Con.sti.tu.tion: The fundamental laws and principles, proceeding from the basic nature of a person, ratified in 1789, that prescribe the nature, functions, and limits of the American government.
crit.i.cal think.ing: The act of reasoning, judging and rationalizing on the merits, faults, value or truth of a matter. [kritikos, able to discern. krites, judge. krinein, to separate, judge.]
em.pir.i.cal: 1. Relying on or derived from observation or experiment. 2. Verifiable or provable by means of observation or experiment. 3. Guided by practical experience and not theory.

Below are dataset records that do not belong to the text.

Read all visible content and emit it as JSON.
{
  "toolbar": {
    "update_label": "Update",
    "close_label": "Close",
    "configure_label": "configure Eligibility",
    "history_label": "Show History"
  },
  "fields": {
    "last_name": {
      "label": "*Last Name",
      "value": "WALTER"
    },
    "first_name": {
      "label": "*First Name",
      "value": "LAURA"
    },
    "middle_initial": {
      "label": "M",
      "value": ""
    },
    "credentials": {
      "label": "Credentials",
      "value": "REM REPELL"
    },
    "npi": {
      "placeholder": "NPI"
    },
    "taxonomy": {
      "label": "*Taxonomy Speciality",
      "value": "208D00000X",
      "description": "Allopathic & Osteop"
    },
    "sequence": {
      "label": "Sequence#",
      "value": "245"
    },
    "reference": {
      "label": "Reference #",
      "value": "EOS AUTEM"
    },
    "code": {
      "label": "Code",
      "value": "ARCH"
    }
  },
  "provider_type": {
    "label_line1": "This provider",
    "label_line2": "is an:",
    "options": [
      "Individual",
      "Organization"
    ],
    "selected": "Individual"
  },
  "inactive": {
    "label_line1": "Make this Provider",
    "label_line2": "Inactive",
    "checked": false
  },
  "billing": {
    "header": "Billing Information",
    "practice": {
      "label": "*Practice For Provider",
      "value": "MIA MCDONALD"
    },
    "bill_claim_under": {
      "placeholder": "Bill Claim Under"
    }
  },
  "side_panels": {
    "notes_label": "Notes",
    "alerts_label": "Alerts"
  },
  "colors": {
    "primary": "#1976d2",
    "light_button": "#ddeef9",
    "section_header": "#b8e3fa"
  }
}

eu.gen.ics: The study of hereditary improvement of the human race by controlled selective breeding.
ex.po.nen.tial: 1. increasingly rapid. 2. Of or relating to a number or symbol . . . denoting the power to which that number, symbol, or expression is to be raised. 3. Expressed in terms of a designated power of e , the base of natural logarithms.
fic.tion: 1. Invention of the mind. 2. Imaginative literature. [fictio, the act of shaping.]
folk.tale: A story or legend forming part of an oral tradition.
fu-ture shock: The shattering stress and disorientation that we induce in individuals by subjecting them to too much change in too short a time.
God com.plex: 1. God-like ideas and impulses that compel characteristic or habitual patterns of thought, feelings, and behavior. 2. Exaggerated or obsessive, God-like concern or fear. [complecti, to entwine.]
grass.roots: 1. People or society at a local level rather than at the center of major political activity. 2. The groundwork or source of something.
grin.go: A gringo like me 8 June 2012
hab.it: 1. A pattern of behavior established by continual repetition. 2. A behavior or practice so ingrained that it is often done without conscious thought. 3. A chosen pattern of individual behavior. [habitus; clothing, behavior, custom. havare, to have.]
her.i.tage: Something that is passed down from preceding generations; a tradition.
hy.poc.ri.sy: The practice of professing beliefs, feelings, or virtues that one does not hold or possess; falseness. [hypocrisis, play-acting.]
i.den.ti.ty: 1. The set of behavioral or personal characteristics by which an individual is recognizable as a member of a group. 2. The quality or condition of being the same as something else. [idem, the same. identidem, repeatedly.]
im.mi.grant: One who enters and settles in a country or region to which that person is not native. [immigrat-, to go into. migrare, to depart.]
in.i.tia.tive: The power or ability to begin or to follow through energetically with a plan or task; enterprise and determination, without prompting or direction from others; on one’s own.
in.no.vate: To begin or introduce (something new) for or as if for the first time. [in-, intensive pref.; + novare, to make new. novus, new.]
lan.guage: Communication of thoughts and feelings through a system of arbitrary signals, such as voice sounds, gestures, or written symbols. [langue, tongue.]
lib-: Favorite word meanings beginning with “lib” (13 August 2012)
max.im: A succinct formulation of a fundamental principle, general truth or rule of conduct.
mo.bil.i.ty: The quality or state of flowing freely; or the movement of people, as from one social group, class, or level to another.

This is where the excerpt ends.